Appellant(s): Suriwong International Sdn. Bhd.

Respondent(s):

  • Menteri Kewangan, Malaysia
  • Pengarah Jabatan Kastam Diraja Malaysia
  • Pengarah Negeri Jabatan Kastam Diraja Malaysia Di Kedah
Bench
  • YAA Datuk Seri Abu Bakar Bin Jais
  • YA Dato Rhodzariah binti Bujang
  • YA Dato' Seri Vazeer Alam bin Mydin Meera
Facts & Background
  • The appellant imported cellulose cement fibre products from a Thai company (TPI Polene) which was not expressly listed as a subject exporter under the Customs (Anti-Dumping Duties) Order 2014, unlike another exporter (Shera) which was named and expressly subject to anti-dumping duty (ADD).
  • Following an audit, the customs authorities issued a Bill of Demand imposing the maximum ADD rate of 31.14% on the appellant's imports from TPI Polene under the residual "Others" category in the Order, and the Minister of Finance subsequently refused the appellant's application for remission of this duty without giving reasons.

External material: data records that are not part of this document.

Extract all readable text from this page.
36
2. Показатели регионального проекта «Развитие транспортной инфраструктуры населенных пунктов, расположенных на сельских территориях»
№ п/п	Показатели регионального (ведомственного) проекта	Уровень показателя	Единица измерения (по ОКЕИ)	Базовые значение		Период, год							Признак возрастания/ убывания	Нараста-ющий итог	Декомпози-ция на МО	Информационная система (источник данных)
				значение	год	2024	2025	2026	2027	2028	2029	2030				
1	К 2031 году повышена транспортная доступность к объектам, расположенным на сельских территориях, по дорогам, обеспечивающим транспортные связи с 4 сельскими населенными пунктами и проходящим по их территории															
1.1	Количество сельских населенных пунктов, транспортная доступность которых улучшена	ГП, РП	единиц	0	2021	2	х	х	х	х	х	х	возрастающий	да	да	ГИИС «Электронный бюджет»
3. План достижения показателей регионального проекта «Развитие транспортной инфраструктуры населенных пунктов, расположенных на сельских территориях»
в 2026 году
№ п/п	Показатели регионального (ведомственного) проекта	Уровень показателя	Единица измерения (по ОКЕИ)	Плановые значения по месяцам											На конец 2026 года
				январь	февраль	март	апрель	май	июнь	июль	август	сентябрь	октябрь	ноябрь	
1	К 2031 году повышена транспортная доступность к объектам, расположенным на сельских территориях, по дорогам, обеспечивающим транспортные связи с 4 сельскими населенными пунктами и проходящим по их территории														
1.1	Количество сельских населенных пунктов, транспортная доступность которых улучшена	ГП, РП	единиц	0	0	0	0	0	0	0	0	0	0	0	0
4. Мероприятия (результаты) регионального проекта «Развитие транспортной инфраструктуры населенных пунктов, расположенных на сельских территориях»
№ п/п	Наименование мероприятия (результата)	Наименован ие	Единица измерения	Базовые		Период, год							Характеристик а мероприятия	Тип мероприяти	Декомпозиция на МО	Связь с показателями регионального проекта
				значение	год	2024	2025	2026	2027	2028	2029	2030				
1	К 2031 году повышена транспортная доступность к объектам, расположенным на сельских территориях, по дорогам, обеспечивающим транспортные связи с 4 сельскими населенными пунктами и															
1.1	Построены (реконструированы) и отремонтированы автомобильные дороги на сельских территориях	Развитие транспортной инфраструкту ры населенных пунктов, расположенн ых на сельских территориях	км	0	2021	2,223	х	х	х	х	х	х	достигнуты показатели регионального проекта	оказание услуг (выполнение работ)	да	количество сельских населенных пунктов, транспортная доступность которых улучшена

  • The appellant's judicial review application challenging both the Bill of Demand and the Minister's refusal to remit was dismissed by the High Court and this dismissal was affirmed by the Court of Appeal, leading to this further appeal to the Federal Court.
Issues for the Court
  • Whether ADD could lawfully be imposed on imports from an exporter not named in the 2014 Order, based on a residual "Others" category derived from a preliminary determination made years earlier in respect of different named exporters, without a fresh finding of dumping or injury specific to that exporter.
  • Whether the statutory scheme under the Countervailing and Anti-Dumping Duties Act 1993 (CADD Act), which incorporates Malaysia's obligations under Article VI of GATT, permits blanket imposition of the maximum duty rate on new/unnamed exporters without an expedited individual review as contemplated under section 28B of the CADD Act.
  • Whether the Minister, in refusing remission of ADD under section 14A of the Customs Act 1967 and section 62 of the Goods and Services Tax Act 2014, was obliged to give reasons for his decision.
Decision
  • The Court held that the imposition of the maximum ADD rate of 31.14% on the appellant's imports from TPI Polene under the "Others" category was wrong in law, as the CADD Act (implementing Article VI of GATT) requires a rigorous process of inquiry, injury determination and individualised assessment before ADD can be imposed on a previously unexamined exporter.
  • The Court found that section 28B of the CADD Act mandates an expedited review to establish an individual anti-dumping duty rate for an exporter who did not export merchandise to Malaysia during the original investigation period, and no ADD may be imposed pending such review; this was not undertaken in respect of TPI Polene.
  • Having answered the first leave question in the negative, the Court found it unnecessary to address the second question on the Minister's duty to give reasons; the appeal was allowed, the Bill of Demand was declared null and void, and costs plus refund of any duty paid were ordered in the appellant's favour.